Forsberg Flop (aka Floppa) -
To take a dive when there is no opposing player within five yards of you. Note: In some cultures the term is slang for loss of erectile function.

Fredo -
Nickname for Erik Lacroix, son of Pierre. From The Godfather... Fredo Corleone was the family plaid sheep.

Gibbering -
The act of emitting sputtering streams of nonsense from your slobbering piehole.

Gob -
See: Piehole

Gravytraining
The practice of drawing a disproportionate amount of personal glory and satisfaction from accomplishments which haven't involved you. Most commonly associated with Shameless Front-Running Goodtime Charlies. Example: "Upon reading of the Dive's victory, Fred drove to Play It Again Sports to trade in his Elway jersey for a Forsberg jersey. He then continued on to downtown Denver for an afternoon of
gravytraining off the Stanley Cup Parade."

Homer -
A sports fan whose lack of knowledge and blind worship of a particular team renders him/her incapable of objectivity or truth. Unlike its lesser brethren, the Bandwagoner and Shameless Front-Running Goodtime Charlie, the Homer maintains the delusion that he/she actually appreciates the sport they gravytrain. In fact, most homers will lose all interest in a sport the moment their team is eliminated from contention. See Also: AM 950 The Fan, Marc Moser, The Bookends, Mike & Sandy.

Homerism -

  • The state of being a homer; a hallucinatory condition that may take hold of sports fans, rendering them incapable of viewing any aspect of their favorite team in an objective manner. Example: "Though Patrick Roy had let in 5 goals on 7 shots, Glen's chronic homerism caused him to blame the referees for the Dive's deepening plight."
  • A statement lacking objectivity and reason, indicating that the speaker is a homer. Example: "Hoping to one day attract more than five listeners to his radio show, Marc peppered his broadcast with ridiculous lies and homerisms."

Homerphobia -
The fear of being exposed to Denver sports broadcasts and talk shows.

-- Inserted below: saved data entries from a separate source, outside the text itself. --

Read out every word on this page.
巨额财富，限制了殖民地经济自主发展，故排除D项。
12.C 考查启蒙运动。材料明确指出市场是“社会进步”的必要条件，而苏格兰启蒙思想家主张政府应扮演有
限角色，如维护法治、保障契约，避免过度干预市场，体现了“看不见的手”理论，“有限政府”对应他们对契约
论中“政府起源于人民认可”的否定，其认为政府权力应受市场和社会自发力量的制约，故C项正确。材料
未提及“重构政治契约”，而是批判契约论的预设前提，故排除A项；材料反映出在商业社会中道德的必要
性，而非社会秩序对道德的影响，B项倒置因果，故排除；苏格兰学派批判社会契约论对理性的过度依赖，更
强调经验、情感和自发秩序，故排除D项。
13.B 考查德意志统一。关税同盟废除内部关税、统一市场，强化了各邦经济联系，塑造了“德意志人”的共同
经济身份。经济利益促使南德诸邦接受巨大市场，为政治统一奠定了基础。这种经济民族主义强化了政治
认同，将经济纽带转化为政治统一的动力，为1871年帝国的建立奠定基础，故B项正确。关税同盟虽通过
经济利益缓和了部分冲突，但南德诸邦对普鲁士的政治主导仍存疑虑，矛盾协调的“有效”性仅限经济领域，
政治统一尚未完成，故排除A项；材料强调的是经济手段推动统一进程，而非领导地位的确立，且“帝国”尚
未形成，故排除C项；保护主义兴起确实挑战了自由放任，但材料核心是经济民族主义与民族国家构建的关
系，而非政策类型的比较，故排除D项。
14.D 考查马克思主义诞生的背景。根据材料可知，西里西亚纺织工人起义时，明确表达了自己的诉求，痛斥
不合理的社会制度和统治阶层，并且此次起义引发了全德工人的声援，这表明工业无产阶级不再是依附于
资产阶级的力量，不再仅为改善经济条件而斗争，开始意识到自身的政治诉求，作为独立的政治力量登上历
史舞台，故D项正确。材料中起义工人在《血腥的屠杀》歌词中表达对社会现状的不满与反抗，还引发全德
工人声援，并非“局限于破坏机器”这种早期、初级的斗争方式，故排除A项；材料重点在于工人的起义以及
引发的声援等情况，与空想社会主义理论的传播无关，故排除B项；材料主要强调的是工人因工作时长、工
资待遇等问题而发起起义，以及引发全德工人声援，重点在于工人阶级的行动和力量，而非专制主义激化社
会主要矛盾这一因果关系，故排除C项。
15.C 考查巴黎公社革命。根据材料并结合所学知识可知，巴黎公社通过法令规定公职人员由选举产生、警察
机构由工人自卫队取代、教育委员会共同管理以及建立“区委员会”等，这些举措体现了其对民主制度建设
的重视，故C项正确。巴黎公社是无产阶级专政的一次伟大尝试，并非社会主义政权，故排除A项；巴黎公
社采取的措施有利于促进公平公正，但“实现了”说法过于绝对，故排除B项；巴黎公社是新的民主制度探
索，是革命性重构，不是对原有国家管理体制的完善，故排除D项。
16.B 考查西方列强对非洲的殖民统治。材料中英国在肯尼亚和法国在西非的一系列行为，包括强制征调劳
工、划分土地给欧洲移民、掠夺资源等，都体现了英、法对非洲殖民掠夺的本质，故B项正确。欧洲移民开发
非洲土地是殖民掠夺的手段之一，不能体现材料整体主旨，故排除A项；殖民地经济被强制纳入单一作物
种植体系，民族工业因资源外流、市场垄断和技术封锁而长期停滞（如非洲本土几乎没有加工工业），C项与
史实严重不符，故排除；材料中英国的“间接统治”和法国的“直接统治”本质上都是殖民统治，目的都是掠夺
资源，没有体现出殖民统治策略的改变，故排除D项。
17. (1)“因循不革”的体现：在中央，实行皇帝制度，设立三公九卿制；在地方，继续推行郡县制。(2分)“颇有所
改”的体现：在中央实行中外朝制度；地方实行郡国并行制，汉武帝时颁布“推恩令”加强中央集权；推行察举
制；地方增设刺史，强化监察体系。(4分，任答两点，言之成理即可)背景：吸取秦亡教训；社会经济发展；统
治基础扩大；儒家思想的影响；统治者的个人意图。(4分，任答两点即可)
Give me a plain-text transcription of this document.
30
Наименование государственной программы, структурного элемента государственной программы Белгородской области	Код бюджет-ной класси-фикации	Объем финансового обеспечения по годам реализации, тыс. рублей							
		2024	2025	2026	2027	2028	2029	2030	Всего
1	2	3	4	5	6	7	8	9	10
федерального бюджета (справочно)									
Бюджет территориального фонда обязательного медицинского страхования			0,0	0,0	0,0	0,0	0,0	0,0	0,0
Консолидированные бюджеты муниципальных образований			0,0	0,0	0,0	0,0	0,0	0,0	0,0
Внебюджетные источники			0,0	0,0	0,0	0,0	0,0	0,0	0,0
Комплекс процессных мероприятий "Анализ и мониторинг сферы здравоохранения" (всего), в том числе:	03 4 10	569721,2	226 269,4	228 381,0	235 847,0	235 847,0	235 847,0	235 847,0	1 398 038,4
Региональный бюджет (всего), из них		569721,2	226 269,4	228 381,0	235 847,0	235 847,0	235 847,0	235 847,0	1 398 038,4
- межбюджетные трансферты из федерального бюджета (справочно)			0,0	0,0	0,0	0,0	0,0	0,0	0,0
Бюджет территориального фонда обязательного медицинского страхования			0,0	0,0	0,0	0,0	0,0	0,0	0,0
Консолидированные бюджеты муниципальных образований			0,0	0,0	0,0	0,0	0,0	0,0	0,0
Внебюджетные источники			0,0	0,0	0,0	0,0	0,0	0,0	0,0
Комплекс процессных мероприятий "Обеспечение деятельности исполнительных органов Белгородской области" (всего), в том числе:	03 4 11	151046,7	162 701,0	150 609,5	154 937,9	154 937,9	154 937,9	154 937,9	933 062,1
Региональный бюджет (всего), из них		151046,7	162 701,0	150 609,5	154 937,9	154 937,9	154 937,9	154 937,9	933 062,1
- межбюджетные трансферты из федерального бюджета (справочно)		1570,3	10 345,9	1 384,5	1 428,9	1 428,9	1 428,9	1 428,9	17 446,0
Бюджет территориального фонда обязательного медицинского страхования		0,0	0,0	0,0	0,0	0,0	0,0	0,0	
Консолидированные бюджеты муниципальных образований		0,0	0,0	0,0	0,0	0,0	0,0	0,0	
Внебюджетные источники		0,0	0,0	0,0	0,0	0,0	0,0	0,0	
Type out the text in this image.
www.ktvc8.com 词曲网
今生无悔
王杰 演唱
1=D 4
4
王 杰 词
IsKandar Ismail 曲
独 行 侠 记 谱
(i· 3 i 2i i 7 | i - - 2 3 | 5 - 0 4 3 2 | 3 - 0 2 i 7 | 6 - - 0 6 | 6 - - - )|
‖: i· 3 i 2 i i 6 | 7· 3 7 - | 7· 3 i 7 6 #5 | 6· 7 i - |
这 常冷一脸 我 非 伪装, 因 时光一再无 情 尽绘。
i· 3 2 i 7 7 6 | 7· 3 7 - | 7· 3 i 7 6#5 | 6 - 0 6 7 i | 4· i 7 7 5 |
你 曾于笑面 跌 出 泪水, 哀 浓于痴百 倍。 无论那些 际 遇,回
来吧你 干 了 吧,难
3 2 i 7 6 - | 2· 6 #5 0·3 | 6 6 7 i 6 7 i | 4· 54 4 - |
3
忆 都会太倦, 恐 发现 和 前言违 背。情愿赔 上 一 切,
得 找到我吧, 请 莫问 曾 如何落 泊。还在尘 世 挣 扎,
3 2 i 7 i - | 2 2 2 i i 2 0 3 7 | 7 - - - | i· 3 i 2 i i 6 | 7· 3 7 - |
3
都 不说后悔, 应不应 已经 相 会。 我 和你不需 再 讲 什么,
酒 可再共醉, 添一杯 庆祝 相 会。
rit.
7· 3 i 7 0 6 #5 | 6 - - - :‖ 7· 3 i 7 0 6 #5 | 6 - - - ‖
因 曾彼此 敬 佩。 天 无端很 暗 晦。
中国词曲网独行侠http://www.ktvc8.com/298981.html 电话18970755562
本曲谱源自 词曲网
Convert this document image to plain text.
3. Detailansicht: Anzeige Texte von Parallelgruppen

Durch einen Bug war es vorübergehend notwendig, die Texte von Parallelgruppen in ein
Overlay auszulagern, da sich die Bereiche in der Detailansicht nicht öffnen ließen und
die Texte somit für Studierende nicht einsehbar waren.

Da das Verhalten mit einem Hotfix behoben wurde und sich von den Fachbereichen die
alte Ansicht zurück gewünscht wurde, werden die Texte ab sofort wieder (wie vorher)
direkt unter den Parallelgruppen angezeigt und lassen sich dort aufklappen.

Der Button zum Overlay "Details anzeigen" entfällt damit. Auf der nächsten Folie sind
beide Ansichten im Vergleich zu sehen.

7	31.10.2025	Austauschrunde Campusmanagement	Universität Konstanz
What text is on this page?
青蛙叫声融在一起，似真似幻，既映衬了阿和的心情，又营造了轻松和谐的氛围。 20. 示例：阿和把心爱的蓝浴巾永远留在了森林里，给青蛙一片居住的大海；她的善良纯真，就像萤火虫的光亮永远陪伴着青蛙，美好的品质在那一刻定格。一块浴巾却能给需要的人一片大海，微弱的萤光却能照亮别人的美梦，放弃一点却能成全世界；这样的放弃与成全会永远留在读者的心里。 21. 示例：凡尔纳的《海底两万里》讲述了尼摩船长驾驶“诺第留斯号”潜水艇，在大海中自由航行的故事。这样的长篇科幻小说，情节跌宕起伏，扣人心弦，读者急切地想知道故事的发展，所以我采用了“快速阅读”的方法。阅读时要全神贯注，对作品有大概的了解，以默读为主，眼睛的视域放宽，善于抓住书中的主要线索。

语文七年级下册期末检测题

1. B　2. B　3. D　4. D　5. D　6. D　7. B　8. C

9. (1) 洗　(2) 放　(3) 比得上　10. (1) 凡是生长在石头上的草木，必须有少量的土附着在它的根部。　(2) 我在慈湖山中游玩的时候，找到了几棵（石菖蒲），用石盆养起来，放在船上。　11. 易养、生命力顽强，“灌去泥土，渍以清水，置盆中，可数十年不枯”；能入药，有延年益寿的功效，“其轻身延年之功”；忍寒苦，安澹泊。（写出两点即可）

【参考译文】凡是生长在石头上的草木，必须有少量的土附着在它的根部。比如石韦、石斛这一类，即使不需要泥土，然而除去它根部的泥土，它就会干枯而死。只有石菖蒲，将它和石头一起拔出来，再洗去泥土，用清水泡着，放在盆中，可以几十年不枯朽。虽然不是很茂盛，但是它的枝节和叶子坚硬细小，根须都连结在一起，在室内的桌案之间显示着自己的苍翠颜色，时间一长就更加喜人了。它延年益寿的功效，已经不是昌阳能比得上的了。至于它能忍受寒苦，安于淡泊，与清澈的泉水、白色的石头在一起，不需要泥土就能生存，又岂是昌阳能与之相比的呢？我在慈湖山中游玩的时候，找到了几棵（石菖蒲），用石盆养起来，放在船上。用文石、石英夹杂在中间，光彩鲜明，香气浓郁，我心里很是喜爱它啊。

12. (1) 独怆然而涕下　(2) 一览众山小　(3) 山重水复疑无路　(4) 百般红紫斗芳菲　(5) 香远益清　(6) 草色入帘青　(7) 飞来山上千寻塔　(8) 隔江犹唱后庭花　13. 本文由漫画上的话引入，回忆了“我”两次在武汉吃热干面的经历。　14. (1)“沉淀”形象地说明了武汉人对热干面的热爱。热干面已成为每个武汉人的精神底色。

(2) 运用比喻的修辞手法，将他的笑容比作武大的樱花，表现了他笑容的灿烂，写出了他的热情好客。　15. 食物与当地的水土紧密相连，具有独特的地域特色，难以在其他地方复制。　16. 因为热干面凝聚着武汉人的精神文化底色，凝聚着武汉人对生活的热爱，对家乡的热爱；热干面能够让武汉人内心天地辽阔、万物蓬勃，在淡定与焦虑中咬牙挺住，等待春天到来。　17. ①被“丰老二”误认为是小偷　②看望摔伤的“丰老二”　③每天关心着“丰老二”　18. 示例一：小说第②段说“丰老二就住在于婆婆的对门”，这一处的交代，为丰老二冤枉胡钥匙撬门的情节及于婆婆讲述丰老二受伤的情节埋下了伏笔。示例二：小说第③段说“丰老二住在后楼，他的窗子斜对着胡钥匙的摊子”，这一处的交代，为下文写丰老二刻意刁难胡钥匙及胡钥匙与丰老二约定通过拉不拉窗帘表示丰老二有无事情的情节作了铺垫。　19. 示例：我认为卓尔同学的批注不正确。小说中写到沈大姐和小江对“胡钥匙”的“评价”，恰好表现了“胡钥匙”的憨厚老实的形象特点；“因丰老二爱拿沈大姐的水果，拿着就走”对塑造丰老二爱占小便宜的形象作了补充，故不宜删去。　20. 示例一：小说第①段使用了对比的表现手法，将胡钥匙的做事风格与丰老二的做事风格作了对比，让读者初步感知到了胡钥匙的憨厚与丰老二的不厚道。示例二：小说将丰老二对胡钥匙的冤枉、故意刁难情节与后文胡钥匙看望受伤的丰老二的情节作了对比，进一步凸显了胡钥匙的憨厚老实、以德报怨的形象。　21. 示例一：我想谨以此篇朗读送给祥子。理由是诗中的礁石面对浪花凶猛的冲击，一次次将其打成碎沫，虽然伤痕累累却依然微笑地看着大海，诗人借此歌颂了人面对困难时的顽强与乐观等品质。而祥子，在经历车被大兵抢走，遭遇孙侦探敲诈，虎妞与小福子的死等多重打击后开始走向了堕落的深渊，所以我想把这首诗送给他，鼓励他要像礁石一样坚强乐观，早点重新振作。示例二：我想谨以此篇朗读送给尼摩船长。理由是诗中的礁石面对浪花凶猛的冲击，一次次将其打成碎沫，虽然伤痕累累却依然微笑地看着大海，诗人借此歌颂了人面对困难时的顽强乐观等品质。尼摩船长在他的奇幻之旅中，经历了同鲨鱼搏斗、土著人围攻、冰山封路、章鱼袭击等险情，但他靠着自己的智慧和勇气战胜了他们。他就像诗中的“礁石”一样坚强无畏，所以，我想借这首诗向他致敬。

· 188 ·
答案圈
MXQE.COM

"It rubs the lotion on its skin" -
Long, greasy curls of dirty blond hair cascading down onto the shoulders of a Divealanche jersey. From the movie Silence Of The Lambs. Okay, let's not go there right now...

Jake -
One who feigns or overplays injuries in order to take extended time off, leaving collegues to pick up the slack.

Lizzy -
Nickname for Divealanche GM Pierre Lacroix (from "Lizzie Bordon"). So named for his tendency to axe everything that moves when the chips are down.

Masturdater -
One who practices Masturdatertion (see next entry).

Masturdatertion -
Excitation of one's own Avsmonkey organ to homer orgasm by means of reading Adrian Dater's Mailbag in the Denver Post.

Mutant -
An extremely rare sub-tribe of Divesfan. Mutants are very knowledgeable about NHL hockey and most are season ticket holders who began following the Divealanche before their first championship. Many mutants are Colorado transplants who avidly followed hockey before relocating. Mutants can be identified by the wincing look of embarrassment they wear on their faces when regarding the Avsmonkeys in the seats around them. Sightings of this species are incredibly rare due to their habit of arriving at the Pepsi Center exactly 1 minute before the game begins and quietly departing midway through the final period.

Piehole -
See: Gob

Red Wings Suck -
The only three words an Avsmonkey can grasp after his team gets spanked 7-0 before an international hockey audience.

Shameless Front-Running Goodtime Charlie -
A lowly sub-breed of Bandwagoner who joins the victory celebration only after the team has won, or is certain to win, a championship. Easily discerned from the Bandwagoner by its lack of a ticket stub. Can be seen overturning cars and drunkenly shrieking at the television cameras in the streets outside of bars after the final horn has sounded. Joining this brotherhood requires little else but a lack of any form of self-esteem and the knowledge that you are a complete shitbag.

Turnip -
A Divealanche fan, whose white, blue and maroon jersey makes him resemble a large, lumbering turnip.